Note how he does not allow the clubshaft to bypass his lead arm (from an angular rotational perspective) and note how his superb DH-hand release action allows him to have a very low clubface ROC between impact and P7.4. Note that he still has a significantly bent rear wrist at P7.4, which probably helps him to "stabilise" his lead wrist and club handle through impact.

It is a pity that Phil Mickelson does not routinely use a DH-hand release action for his driver swing action. If he had much better "driving accuracy" stats during the past few decades, then he could have possibly won even more PGA tour competitions during his illustrious career.

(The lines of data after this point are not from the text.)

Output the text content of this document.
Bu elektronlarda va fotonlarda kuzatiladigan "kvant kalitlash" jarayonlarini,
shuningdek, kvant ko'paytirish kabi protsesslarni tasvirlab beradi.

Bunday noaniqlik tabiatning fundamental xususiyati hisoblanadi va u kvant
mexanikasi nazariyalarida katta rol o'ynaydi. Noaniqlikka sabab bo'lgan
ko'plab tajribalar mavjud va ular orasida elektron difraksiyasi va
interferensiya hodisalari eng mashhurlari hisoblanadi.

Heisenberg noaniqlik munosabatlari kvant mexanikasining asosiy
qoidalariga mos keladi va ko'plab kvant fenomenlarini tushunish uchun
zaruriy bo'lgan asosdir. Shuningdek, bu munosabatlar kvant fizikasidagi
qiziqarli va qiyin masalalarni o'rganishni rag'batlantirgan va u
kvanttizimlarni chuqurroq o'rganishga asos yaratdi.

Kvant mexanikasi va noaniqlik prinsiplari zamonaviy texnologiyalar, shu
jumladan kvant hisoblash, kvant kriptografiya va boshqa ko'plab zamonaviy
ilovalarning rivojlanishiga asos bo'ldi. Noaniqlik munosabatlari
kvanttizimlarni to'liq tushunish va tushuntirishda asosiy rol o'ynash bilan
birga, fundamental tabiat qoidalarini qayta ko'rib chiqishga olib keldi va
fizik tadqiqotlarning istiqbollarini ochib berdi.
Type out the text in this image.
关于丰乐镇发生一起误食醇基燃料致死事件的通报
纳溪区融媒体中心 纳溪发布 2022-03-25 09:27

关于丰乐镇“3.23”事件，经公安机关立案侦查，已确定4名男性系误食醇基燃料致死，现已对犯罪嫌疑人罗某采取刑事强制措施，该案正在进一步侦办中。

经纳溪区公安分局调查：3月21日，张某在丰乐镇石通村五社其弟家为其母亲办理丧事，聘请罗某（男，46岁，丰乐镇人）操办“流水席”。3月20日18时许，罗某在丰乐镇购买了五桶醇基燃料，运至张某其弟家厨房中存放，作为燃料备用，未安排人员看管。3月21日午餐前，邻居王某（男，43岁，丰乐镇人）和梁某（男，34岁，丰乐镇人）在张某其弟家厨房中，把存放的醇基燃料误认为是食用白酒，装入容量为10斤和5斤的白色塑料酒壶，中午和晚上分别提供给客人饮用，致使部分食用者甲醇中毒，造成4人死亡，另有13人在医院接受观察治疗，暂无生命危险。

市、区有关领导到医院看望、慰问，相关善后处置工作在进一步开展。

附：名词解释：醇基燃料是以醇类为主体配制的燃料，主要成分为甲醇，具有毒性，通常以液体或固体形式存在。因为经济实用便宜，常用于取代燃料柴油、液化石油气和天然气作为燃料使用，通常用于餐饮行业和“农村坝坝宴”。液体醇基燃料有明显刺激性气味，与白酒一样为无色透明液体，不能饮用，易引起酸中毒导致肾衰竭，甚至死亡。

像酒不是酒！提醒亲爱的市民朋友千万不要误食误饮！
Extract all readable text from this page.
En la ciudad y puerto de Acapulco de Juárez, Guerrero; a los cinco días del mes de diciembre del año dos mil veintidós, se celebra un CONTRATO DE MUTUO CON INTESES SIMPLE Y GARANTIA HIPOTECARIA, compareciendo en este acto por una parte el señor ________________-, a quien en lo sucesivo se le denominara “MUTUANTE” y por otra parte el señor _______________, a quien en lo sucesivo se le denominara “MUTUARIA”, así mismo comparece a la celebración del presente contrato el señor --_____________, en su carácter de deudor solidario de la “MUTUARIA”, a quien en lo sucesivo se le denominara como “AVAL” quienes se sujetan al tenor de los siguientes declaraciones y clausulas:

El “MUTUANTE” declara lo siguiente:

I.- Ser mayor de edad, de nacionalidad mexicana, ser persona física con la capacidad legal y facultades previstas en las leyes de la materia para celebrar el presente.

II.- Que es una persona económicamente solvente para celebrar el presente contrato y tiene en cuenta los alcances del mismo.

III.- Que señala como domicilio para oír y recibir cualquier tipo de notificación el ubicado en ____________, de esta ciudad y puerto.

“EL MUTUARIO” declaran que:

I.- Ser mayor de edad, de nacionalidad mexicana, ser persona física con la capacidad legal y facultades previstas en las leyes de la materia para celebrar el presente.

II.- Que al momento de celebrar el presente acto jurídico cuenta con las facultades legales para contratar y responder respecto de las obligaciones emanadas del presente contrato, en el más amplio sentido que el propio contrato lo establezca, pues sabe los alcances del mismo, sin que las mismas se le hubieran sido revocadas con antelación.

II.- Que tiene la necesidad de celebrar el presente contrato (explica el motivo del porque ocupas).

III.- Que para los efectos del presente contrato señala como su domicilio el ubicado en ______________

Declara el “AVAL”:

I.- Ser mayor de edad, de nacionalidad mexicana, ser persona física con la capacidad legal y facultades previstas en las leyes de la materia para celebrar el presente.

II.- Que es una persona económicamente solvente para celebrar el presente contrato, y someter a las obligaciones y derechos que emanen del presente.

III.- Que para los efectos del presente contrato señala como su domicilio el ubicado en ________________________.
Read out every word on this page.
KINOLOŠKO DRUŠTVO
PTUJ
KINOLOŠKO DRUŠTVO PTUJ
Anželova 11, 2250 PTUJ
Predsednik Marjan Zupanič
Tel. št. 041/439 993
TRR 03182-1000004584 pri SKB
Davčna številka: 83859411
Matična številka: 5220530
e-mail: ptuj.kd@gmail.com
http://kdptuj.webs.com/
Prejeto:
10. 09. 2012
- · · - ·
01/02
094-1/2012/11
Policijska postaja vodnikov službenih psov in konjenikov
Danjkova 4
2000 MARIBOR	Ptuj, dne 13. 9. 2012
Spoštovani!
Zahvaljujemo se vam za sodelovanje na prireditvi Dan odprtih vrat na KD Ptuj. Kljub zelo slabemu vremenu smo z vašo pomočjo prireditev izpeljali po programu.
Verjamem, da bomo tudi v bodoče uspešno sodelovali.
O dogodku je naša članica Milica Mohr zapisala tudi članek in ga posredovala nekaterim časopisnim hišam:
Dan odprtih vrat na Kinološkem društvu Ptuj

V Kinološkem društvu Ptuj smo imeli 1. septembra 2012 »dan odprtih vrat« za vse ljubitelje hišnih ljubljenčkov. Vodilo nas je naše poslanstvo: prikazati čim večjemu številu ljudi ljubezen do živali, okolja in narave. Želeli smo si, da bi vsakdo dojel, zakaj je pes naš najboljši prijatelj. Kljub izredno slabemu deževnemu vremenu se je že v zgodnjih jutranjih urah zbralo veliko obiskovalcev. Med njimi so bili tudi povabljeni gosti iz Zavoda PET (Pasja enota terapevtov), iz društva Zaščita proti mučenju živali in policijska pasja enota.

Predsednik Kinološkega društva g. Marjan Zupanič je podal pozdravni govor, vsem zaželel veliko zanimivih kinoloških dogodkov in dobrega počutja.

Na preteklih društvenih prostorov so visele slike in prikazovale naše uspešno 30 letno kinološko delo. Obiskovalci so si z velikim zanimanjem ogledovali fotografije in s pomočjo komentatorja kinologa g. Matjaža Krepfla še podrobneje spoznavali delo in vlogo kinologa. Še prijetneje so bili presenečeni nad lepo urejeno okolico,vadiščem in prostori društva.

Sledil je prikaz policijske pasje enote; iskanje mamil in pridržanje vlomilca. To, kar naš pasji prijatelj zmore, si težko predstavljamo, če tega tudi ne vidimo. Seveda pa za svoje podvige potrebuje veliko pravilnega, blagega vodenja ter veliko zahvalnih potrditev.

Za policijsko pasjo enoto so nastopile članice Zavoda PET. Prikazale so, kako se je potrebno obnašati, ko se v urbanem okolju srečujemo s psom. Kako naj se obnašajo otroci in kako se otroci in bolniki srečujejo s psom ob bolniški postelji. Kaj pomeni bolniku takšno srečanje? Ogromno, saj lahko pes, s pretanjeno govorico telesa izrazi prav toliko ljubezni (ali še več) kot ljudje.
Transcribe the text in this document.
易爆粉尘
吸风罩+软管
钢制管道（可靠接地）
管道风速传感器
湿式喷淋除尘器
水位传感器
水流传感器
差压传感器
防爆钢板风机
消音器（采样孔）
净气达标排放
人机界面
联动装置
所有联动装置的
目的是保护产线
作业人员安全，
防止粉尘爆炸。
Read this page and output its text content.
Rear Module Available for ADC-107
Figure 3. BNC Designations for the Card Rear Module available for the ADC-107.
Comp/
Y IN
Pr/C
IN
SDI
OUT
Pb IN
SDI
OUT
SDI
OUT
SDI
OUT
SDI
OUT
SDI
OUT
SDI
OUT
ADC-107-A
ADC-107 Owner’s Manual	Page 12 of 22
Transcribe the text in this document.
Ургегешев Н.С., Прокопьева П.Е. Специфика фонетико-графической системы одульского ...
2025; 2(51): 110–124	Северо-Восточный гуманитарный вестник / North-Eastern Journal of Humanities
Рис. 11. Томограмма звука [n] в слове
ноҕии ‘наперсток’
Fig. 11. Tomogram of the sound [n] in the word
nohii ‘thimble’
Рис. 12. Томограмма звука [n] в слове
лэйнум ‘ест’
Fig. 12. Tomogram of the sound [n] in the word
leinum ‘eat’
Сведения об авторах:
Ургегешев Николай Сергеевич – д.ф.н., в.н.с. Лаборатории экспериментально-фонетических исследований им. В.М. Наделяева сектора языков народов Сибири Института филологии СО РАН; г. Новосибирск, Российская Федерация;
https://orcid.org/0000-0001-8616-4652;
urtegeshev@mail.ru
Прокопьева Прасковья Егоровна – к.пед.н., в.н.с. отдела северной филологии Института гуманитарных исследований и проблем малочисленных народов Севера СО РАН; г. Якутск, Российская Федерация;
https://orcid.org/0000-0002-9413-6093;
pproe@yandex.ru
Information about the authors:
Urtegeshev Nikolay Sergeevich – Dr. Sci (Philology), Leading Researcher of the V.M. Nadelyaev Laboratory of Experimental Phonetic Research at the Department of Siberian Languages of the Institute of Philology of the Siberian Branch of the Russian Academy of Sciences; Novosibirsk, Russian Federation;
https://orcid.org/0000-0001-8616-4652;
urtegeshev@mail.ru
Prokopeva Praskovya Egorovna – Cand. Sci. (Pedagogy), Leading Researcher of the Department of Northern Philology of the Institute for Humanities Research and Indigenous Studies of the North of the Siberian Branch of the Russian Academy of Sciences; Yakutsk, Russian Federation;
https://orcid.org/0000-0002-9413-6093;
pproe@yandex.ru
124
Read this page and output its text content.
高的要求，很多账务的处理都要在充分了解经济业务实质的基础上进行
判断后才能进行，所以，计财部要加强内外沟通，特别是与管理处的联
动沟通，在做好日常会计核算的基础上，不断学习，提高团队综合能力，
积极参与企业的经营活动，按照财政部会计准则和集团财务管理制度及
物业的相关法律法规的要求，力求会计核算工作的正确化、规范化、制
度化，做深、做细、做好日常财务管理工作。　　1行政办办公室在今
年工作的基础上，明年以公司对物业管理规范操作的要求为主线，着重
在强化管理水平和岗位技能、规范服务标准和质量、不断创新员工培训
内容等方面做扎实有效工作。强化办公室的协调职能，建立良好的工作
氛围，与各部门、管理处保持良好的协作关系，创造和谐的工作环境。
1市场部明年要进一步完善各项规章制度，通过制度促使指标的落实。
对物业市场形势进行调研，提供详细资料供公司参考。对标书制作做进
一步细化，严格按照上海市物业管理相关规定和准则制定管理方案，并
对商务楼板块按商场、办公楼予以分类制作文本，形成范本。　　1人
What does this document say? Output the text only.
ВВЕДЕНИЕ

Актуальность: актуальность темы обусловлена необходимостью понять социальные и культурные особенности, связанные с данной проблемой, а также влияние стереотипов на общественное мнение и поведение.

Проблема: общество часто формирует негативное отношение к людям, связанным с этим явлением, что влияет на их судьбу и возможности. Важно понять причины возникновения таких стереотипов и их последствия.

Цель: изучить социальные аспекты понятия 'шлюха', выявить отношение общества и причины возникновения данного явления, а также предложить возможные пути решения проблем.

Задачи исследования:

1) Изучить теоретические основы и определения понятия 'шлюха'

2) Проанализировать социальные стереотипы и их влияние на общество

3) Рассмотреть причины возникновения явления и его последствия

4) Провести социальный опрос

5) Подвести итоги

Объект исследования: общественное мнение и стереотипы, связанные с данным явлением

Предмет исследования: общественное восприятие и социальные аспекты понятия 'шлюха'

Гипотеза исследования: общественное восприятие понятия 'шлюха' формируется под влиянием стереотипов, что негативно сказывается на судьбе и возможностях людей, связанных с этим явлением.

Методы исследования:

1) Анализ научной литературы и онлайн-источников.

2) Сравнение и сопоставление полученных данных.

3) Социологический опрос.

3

Finally, I am going to comment on a wide-spread "belief" held by certain golf instructors, who believe that a DH-hand release action will limit the maximum clubhead speed that can be obtained at impact when swinging a driver.

I believe that their "belief" is unfounded and I suspect that that they are mixing-up a "DH-hand release action" golf swing technique with a "handle-dragging" golf swing technique. I have described the differences between these two very different golf swing techniques in this review paper, and if you understand those differences then you will more easily understand why a DH-hand release action does not limit a golfer's ability to drive the golf ball a very long distance.

Consider the superb DH-hand release action of Cameron Champ, who is presently one of the longest drivers of the golf ball in the PGA tour.



Image 1 is at P7, image is at P7.2, image 3 is at P7.4 and image 4 is at P7.6.

Note how Cameron Champ keeps his clubface square to his clubhead arc all they way between P7 and P7.4 and that he simultaneously prevents the clubshaft from bypassing his left arm (from an angular rotational perspective) during that early followthrough time period.

I know of no logical reason why using a DH-hand release action should limit a golfer's driving distance if he has the requisite athleticism and flexibility and skill needed to flawlessly perform a DH-hand release action (like Cameron Champ). 

In conclusion, if any reader of this review paper disagrees with any of my personal opinions expressed in topic number 6 of this review paper, and if he believes that they are wrong-headed, then I would highly encourage him to send me a detailed explanation that explains why he believes that my opinions are wrong-headed. I will gladly post his unedited explanation in the Page of Addendums that accompanies this review paper. If I agree that the detailed explanation demonstrates that my opinions are wrong-headed, then I will effusively thank that person for teaching me "something" new about golf swing biomechanics, mechanics or kinetics.

 

Jeffrey Mann.

February 2019.

Note that topic number 5 was completely revised in December 2020.